L’Office central de la coopération à l’école, 101 bis, rue du Ranelagh, Paris (XVIème), auquel collaborent la Ligue française de l’Enseignement et le Syndicat national des instituteurs, a édité, avec notre approbation, un projet de statuts. Leur diffusion, par l’intermédiaire du bulletin départemental, serait souhaitable ; en cas d’impossibilité, l’Office central vous fera parvenir tous les exemplaires demandés.

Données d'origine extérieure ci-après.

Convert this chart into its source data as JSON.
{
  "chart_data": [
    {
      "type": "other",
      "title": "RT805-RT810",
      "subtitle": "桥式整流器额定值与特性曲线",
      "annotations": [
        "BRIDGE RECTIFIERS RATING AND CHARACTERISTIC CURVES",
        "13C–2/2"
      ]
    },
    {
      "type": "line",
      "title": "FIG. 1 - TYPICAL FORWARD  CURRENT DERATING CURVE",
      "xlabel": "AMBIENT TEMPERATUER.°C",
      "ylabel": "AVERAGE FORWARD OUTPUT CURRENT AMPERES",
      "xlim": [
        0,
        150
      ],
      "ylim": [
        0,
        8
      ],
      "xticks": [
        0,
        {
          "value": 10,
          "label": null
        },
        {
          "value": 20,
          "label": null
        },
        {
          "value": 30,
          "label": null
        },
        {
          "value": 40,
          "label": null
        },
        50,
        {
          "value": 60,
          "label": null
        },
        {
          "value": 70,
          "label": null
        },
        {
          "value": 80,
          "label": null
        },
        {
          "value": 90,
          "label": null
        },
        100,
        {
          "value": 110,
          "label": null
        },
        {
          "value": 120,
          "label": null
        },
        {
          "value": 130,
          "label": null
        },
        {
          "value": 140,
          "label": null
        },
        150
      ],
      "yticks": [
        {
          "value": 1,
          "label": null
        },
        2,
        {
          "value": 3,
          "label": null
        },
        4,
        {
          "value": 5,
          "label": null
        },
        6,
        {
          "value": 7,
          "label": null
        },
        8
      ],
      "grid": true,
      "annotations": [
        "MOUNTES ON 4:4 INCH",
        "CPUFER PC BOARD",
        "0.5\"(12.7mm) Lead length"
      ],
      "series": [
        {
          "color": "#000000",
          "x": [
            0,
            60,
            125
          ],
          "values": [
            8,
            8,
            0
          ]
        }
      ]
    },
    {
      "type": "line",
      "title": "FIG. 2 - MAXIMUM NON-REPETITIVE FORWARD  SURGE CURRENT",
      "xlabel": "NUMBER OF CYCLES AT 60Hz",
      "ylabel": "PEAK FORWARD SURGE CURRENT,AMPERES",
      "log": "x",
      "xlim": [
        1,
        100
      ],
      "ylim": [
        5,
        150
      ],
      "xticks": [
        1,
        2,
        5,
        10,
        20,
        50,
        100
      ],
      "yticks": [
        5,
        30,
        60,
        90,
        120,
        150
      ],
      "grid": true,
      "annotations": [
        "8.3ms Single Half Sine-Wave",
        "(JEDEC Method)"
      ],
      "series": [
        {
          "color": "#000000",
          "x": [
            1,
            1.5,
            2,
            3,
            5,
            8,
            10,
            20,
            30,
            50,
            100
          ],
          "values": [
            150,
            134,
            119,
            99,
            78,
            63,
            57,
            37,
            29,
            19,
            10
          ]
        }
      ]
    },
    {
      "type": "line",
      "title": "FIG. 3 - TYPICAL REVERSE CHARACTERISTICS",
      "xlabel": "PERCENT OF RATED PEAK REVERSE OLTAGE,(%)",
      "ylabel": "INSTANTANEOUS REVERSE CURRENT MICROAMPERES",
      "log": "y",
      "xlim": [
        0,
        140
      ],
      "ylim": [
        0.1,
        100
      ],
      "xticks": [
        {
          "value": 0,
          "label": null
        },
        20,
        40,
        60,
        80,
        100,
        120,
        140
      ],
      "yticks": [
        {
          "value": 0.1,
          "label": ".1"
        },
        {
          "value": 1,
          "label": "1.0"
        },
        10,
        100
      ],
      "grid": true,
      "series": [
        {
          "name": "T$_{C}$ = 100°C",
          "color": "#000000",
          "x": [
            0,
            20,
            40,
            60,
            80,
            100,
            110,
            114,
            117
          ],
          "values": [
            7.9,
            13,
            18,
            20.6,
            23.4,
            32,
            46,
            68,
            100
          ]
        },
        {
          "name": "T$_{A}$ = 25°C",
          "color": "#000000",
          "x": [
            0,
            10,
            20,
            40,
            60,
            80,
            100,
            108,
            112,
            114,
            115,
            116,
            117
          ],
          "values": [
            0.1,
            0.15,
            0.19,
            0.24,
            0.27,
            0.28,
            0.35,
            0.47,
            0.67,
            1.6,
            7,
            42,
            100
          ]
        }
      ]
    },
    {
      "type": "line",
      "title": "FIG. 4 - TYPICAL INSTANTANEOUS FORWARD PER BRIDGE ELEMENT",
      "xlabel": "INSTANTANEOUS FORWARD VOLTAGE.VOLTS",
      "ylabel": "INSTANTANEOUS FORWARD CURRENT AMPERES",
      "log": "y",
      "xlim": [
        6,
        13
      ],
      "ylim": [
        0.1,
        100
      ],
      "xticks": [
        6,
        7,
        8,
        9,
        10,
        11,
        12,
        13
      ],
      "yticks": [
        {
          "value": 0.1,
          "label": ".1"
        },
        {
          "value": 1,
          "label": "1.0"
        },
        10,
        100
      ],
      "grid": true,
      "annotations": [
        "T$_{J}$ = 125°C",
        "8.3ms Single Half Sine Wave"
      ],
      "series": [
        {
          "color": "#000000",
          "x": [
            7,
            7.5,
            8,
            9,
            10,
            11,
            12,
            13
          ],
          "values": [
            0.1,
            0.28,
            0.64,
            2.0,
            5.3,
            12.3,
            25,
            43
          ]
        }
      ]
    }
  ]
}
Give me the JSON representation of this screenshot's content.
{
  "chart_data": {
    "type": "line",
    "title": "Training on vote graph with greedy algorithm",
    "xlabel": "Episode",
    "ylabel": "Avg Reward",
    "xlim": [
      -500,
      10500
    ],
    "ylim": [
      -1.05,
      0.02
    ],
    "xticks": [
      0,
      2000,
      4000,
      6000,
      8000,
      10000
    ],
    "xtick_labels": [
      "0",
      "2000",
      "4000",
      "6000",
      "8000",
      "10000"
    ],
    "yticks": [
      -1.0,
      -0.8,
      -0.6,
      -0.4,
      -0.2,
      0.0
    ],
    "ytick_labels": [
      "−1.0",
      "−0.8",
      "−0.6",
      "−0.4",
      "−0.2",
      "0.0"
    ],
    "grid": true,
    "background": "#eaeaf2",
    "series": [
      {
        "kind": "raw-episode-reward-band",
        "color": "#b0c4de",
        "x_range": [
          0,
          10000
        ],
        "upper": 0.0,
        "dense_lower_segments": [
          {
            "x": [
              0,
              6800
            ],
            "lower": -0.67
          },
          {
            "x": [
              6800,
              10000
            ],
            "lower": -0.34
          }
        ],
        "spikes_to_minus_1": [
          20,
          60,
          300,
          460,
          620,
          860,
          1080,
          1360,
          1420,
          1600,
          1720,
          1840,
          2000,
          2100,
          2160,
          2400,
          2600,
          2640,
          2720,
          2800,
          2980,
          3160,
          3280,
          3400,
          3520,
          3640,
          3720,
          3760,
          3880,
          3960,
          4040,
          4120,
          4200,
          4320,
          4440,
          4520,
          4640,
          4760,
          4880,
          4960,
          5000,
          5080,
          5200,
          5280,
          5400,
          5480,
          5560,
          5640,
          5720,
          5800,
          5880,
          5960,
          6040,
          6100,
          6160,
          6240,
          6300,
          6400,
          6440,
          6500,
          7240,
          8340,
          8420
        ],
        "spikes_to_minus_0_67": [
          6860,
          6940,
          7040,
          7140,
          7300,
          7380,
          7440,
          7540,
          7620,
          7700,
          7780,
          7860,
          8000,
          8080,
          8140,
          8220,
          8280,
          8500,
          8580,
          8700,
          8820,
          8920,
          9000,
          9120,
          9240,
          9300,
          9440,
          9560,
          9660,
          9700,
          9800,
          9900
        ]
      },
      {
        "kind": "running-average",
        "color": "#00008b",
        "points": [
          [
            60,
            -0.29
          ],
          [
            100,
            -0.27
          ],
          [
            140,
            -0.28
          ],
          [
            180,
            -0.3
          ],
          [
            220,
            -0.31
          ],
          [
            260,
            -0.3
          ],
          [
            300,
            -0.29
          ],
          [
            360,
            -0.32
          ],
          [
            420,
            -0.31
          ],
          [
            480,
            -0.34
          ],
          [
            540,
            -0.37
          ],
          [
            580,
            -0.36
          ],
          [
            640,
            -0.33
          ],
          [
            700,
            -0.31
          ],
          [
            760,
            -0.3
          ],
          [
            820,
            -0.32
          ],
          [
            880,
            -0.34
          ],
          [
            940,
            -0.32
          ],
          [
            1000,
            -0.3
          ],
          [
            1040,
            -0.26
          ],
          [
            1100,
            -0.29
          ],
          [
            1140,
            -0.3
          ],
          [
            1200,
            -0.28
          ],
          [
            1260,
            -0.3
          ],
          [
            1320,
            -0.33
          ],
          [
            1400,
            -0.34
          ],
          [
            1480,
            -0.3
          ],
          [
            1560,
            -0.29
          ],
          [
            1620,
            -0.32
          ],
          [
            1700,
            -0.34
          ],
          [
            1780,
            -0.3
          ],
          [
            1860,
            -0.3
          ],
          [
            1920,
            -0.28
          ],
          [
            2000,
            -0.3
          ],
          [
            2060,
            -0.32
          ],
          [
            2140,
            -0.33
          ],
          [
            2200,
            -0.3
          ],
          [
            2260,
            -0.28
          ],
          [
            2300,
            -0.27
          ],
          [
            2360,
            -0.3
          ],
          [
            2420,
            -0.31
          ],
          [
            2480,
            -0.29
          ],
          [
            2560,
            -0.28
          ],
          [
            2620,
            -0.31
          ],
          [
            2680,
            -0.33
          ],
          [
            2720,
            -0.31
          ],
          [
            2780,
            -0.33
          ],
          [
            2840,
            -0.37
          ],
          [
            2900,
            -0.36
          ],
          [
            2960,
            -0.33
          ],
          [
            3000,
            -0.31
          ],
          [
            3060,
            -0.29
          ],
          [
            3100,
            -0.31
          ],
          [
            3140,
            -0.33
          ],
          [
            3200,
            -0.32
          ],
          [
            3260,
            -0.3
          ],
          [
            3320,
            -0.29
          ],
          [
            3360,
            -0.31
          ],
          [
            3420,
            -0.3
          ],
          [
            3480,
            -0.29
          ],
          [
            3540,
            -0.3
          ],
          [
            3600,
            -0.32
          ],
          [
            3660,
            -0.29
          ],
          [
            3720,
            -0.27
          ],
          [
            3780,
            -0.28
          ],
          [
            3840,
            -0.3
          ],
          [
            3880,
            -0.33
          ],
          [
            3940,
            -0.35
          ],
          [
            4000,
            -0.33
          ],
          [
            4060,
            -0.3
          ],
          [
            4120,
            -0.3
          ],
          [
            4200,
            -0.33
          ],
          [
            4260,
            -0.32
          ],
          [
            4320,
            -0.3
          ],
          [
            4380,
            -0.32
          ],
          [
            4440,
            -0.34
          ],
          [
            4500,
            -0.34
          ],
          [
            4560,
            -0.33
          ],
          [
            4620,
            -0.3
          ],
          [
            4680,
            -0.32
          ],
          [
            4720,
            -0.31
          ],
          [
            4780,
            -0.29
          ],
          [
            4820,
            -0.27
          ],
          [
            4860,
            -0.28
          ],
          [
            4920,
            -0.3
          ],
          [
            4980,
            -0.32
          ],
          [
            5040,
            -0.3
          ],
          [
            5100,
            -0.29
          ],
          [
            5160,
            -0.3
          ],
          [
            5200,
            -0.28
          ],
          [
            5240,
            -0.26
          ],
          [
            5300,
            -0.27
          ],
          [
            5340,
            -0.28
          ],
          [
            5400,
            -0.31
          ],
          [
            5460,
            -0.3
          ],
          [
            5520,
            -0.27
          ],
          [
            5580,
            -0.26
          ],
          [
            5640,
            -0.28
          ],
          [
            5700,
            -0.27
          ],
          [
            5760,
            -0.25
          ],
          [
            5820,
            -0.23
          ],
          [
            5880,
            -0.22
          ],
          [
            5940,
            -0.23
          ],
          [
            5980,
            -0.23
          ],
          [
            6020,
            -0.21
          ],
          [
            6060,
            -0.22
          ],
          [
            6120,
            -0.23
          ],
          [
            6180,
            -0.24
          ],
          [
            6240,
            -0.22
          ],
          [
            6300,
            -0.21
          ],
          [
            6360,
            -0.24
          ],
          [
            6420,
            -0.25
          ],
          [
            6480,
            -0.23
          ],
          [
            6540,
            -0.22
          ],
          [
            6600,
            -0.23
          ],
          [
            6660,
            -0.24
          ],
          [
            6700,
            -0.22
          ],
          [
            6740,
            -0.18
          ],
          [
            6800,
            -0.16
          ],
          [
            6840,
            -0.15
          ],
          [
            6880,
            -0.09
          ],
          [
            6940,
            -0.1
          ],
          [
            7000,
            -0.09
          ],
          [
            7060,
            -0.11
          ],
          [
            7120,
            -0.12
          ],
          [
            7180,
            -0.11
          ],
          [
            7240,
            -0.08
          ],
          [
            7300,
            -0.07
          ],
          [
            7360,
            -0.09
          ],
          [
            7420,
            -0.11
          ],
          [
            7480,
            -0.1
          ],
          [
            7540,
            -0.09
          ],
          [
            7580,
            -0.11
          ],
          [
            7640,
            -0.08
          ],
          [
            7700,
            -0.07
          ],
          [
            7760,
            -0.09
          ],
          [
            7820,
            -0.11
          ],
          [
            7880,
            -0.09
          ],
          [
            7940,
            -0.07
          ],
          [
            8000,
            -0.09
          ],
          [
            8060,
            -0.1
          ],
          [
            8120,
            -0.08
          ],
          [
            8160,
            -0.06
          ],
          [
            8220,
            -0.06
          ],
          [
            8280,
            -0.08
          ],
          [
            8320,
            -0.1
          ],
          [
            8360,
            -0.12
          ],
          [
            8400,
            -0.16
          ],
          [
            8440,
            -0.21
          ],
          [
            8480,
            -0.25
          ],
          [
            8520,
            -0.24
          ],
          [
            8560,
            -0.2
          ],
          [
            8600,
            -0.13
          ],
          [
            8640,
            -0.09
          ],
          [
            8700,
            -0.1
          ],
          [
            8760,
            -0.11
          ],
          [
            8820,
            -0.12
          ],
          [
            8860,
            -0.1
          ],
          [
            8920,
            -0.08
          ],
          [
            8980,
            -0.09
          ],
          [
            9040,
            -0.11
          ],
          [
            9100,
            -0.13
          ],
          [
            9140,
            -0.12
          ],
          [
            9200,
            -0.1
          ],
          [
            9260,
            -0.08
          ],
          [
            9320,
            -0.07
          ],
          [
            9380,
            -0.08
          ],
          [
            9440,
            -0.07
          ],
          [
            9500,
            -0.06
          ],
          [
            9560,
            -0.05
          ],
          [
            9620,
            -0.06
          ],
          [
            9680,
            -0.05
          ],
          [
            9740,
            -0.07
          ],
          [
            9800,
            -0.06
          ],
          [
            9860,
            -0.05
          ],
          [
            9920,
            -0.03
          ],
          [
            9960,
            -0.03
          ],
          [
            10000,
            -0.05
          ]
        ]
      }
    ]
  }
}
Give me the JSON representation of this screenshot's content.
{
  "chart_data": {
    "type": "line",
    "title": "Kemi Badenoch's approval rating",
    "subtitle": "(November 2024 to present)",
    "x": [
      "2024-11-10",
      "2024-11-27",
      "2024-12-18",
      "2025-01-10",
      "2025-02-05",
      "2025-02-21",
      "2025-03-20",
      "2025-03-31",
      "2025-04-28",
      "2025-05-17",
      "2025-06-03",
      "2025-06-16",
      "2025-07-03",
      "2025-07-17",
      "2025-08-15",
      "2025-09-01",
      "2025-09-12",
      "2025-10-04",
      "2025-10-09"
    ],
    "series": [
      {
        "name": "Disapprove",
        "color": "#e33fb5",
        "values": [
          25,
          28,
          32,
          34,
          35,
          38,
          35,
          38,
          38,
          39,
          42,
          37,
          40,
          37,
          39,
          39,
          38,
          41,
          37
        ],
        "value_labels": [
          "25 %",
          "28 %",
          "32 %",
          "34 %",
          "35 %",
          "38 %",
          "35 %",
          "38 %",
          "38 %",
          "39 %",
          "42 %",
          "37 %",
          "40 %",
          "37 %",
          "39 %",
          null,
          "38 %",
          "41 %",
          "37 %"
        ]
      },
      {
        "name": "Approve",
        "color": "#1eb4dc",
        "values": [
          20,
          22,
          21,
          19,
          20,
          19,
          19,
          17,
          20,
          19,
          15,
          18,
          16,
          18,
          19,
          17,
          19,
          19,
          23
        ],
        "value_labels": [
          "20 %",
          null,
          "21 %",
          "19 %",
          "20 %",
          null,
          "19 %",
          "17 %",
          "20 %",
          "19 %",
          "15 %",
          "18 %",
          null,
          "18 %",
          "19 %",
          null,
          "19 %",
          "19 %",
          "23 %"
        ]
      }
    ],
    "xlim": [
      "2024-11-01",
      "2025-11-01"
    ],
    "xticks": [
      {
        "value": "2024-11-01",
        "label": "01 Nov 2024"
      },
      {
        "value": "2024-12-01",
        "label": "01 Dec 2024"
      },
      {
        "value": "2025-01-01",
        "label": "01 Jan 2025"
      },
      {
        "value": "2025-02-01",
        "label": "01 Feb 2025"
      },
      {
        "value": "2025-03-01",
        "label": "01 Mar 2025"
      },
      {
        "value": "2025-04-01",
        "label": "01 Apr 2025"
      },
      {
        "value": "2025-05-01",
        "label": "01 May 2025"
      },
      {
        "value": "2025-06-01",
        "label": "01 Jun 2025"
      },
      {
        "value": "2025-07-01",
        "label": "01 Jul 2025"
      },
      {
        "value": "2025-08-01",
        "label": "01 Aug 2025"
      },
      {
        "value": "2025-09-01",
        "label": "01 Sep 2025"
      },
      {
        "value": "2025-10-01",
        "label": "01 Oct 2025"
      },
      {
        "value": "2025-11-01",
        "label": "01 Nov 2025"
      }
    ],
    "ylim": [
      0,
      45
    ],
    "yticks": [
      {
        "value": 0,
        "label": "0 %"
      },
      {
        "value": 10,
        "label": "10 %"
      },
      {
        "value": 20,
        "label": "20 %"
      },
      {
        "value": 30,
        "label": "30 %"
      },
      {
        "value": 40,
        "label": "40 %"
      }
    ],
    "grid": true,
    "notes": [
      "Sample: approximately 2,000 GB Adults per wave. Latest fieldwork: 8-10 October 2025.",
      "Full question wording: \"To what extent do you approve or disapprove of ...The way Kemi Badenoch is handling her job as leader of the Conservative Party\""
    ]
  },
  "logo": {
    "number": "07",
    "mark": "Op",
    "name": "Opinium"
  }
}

Nous vous engageons naturellement à favoriser le groupement des coopératives scolaires de votre département en une section départementale, filiale de l’Office central de la coopération à l’école. Elle constituera un organisme de propagande, de liaison, d’échanges.
Les délégués du conseil d’administration de l’Office central de la coopération à l’école se mettront toujours à votre disposition, soit à l’occasion des réunions constitutives, ou des assemblées générales, soit pour toutes les manifestations qui intéressent le fonctionnement des coopératives scolaires, soit pour des conférences aux élèves-maîtres ou au personnel enseignant.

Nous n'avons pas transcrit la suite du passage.